By: Myles Udland (Business Insider) Updated: Feb 22, 2016, 9:10AM
The online lending market might be telling us something terrible about the US economy.
Or it might not.
Either way, Kadhim Shubber at FT Alphaville is asking the right questions.
In a post on Monday, Shubber asks whether stresses in the online lending market are telling us something bad about the US economy.
Lending Club, for example, rose rates by 0.25% after the Federal Reserve did the same back in December, and the company raised rates again in January. Prosper raised rates last week by 1.4% on average.
Here's Shubber on a possible reason:
Ram Ahluwalia, chief executive of risk analytics platform PeerIQ, tracks credit across the online lending sector. He has seen "delinquencies uptick mildly in the [second half] of 2015".
"All things being equal, credit risk is vintage specific, and the most recent vintage has a somewhat higher delinquency rate than prior vintages," he says, with lower-FICO loans experiencing a 2 or 3 times bigger rise than higher-quality credit.
This isn't a massive blowout, it's an uptick, but it's there nonetheless, even when seasonality and geography is taken into consideration, and it's across the consumer loan originators PeerIQ tracks. And again the uptick is higher for riskier borrowers than it is for less risky borrowers.
Broadly, this more or less fits with the theme of a "monetary tightening" happening in the US and global economy.
In a note to clients last week, BNP Paribas argued that while the absolute level of the Fed Funds rate had been increased just once, the Fed's jawboning toward that increase and future rate hikes had "delivered a very rapid tightening in financial and monetary conditions."
In short, it got more expensive to borrow money. Quickly.
And while monetary-policy decisions out of the Fed would at first blush seem to matter most to the institutions that deal with the Fed directly — and then to the companies who deal with those institutions at large scale — the impact of tighter financial conditions seems to be weighing on smaller borrowers to at least the same degree, if not more.

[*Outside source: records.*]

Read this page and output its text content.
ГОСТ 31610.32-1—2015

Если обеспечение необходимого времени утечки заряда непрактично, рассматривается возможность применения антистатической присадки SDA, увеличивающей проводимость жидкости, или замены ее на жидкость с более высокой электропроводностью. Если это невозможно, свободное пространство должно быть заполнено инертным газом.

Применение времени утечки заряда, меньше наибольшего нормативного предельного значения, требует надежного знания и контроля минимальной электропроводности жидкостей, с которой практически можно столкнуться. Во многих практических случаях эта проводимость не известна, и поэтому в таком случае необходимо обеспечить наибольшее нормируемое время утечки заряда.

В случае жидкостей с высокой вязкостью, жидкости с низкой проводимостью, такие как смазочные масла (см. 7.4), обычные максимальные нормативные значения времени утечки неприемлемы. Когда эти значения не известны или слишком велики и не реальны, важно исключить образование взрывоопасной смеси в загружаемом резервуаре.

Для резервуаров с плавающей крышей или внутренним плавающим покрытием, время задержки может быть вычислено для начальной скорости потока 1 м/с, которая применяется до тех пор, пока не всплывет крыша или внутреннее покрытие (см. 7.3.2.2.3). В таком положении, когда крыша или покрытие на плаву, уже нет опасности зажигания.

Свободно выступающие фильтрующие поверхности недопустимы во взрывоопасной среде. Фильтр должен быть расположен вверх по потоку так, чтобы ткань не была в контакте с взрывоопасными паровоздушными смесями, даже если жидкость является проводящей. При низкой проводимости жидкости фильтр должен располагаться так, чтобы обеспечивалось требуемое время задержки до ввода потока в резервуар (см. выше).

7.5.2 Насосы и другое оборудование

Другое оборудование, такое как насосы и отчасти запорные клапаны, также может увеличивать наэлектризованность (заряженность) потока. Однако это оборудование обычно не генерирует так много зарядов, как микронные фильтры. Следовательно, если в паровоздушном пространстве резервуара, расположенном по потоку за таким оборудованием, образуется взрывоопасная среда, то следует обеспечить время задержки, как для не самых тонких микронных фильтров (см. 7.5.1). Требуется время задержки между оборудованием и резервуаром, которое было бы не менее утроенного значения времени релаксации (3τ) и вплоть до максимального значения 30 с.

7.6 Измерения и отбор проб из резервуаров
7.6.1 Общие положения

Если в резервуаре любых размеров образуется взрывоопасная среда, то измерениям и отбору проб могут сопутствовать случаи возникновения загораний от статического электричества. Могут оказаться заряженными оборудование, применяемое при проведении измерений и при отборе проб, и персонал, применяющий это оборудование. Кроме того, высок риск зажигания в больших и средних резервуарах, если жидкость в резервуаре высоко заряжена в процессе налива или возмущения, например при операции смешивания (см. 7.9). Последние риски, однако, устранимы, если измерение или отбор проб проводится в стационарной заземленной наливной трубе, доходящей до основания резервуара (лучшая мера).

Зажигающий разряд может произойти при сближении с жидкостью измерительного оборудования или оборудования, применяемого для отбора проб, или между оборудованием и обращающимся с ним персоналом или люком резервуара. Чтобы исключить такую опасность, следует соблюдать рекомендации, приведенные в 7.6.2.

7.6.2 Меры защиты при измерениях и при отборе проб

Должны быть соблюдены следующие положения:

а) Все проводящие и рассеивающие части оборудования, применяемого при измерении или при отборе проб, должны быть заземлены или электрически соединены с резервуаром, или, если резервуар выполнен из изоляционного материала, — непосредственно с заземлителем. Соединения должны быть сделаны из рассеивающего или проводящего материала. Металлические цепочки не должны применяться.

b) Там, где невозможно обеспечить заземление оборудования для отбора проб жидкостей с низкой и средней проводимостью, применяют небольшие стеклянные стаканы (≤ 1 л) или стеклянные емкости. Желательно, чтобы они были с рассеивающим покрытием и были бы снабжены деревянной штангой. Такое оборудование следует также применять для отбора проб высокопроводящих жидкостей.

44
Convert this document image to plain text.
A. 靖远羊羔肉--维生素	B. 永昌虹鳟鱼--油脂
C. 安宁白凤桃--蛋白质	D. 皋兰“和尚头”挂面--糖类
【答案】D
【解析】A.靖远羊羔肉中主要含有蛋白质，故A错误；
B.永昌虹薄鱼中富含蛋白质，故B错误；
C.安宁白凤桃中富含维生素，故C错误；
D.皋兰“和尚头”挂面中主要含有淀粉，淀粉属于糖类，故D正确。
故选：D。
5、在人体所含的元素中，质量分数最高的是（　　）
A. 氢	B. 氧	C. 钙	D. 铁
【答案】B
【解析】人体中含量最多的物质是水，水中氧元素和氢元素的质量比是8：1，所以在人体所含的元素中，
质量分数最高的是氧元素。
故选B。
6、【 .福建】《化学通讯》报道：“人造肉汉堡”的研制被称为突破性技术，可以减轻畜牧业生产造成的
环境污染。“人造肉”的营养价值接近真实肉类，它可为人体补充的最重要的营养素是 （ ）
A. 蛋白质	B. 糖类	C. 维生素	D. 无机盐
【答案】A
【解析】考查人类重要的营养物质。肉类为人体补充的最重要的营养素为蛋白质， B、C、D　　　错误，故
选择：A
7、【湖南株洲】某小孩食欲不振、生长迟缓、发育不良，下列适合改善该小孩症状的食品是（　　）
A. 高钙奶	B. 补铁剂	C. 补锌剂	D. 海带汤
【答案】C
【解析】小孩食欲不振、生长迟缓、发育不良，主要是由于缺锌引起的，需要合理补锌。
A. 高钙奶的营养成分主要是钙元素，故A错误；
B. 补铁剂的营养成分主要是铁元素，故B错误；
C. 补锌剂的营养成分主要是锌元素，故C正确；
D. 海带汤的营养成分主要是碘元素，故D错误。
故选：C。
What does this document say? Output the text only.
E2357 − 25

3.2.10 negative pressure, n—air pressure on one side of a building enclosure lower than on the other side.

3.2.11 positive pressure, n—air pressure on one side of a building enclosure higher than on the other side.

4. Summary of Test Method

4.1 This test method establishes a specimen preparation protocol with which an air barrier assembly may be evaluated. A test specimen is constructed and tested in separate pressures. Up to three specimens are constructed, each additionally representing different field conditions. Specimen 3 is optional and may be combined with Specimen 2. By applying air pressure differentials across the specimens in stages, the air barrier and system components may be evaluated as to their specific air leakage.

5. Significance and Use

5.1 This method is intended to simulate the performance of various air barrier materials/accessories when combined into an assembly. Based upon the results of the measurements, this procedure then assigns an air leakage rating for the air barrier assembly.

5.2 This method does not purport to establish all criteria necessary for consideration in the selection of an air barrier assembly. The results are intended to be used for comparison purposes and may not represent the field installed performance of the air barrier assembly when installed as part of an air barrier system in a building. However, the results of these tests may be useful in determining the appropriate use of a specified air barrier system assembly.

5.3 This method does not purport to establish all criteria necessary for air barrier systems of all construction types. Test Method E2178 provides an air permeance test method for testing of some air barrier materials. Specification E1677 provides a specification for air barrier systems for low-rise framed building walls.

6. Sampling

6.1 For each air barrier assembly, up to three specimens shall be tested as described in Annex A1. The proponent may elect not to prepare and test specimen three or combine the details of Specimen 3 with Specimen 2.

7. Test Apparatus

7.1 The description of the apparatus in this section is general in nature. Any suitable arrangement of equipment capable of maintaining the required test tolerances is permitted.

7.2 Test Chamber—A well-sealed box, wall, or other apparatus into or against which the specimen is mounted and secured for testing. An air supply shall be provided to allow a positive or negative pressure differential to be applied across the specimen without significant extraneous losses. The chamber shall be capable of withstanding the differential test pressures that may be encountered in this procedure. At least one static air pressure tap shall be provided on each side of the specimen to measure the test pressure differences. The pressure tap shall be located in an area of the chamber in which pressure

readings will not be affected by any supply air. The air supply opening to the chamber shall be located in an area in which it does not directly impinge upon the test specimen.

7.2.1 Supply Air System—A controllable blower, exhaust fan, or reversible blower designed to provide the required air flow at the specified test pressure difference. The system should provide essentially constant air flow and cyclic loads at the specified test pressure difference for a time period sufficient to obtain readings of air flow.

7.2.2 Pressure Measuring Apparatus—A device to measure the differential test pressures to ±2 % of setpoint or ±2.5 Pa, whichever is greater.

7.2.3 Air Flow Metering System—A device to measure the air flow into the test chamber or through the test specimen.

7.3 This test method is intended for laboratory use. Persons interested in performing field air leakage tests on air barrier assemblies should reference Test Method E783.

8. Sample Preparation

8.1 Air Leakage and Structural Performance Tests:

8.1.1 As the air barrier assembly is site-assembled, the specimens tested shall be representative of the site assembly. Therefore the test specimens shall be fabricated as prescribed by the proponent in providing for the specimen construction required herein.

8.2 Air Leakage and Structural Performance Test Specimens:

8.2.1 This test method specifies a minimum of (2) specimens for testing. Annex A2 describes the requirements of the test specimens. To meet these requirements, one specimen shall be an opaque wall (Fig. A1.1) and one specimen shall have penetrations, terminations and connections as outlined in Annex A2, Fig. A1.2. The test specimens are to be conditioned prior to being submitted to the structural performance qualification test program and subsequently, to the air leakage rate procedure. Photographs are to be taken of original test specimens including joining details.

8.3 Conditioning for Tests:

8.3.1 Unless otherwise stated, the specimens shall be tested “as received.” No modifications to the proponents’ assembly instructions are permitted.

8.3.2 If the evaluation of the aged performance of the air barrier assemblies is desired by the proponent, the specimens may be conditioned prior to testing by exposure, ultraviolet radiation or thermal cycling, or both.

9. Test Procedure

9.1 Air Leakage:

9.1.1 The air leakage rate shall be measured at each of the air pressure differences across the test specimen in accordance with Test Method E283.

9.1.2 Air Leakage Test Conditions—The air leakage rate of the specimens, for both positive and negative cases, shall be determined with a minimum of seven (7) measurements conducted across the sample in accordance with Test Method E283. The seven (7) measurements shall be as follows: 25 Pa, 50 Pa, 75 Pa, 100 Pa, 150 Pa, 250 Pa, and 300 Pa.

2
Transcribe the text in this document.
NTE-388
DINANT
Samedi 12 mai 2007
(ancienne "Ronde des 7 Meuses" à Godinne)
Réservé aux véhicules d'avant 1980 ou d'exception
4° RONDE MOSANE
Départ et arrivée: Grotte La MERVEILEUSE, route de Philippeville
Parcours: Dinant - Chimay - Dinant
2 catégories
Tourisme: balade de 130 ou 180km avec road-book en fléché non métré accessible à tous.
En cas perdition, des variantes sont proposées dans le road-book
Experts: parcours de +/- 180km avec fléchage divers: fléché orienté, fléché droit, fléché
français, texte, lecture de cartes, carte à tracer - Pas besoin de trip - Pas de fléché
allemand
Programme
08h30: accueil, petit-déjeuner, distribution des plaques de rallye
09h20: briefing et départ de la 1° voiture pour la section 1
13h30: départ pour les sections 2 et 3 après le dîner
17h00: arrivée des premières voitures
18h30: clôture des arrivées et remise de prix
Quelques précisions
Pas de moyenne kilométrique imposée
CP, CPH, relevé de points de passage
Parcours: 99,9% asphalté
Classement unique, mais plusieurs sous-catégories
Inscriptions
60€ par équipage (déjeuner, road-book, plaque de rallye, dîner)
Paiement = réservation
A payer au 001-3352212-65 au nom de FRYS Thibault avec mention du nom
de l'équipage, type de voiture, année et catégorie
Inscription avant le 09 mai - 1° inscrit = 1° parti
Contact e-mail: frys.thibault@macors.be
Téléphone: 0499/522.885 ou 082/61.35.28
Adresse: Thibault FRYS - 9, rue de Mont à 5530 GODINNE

Peter Tchir at Brean Capital wrote over the weekend that something about financial markets seemed wrong, but if there is such a problem withbond-market liquidity (see Bloomberg's Matt Levine — literally every day— on this issue), then why are we still seeing billions in corporate debtcoming onto the market?
Well, as Shubber notes, rates on higher-quality loans at Lending Club actually declined while lower-quality loan rates increased more than average.
If you look at the bond market right now, Treasury yields are falling while corporate bond yields are doing nothing. It isn't, then, that investors don't want to lend money to anybody — in fact the stubbornness of high-grade corporate yields indicates investors still want to lend money to those borrowers — it's that investors want to lend more to better borrowers.
And while money finding its way to Treasurys can be akin to investors effectively wanting to save money rather than invest in an asset that has any kind of risk, there is — to use Tracy Alloway's word — a clear "bifurcation" in credit markets.
Which brings us back to the central issue raised in Shubber's post. Is the online lending marketplace — which makes loans primarily to individual borrowers — telling us something bad about the US economy?
It depends.
On the one hand what we're seeing from the online lending market doesn't look great. Basically, US consumers are having trouble paying off debts. If we take the central thesis about the financial crisis offered by Atif Mian and Amir Sufi in their landmark book "House of Debt" to be true, then this is very bad. Consumers, in this view, are the whole thing.
On the other hand, data from the Federal Reserve shows that commercial lending in the US is still going strong, indicating continued confidence from the American business sector. And while businesses have more incentive to continue levering up in search of growth than households, a debilitating credit crunch doesn't seem to be in the offing for the US economy.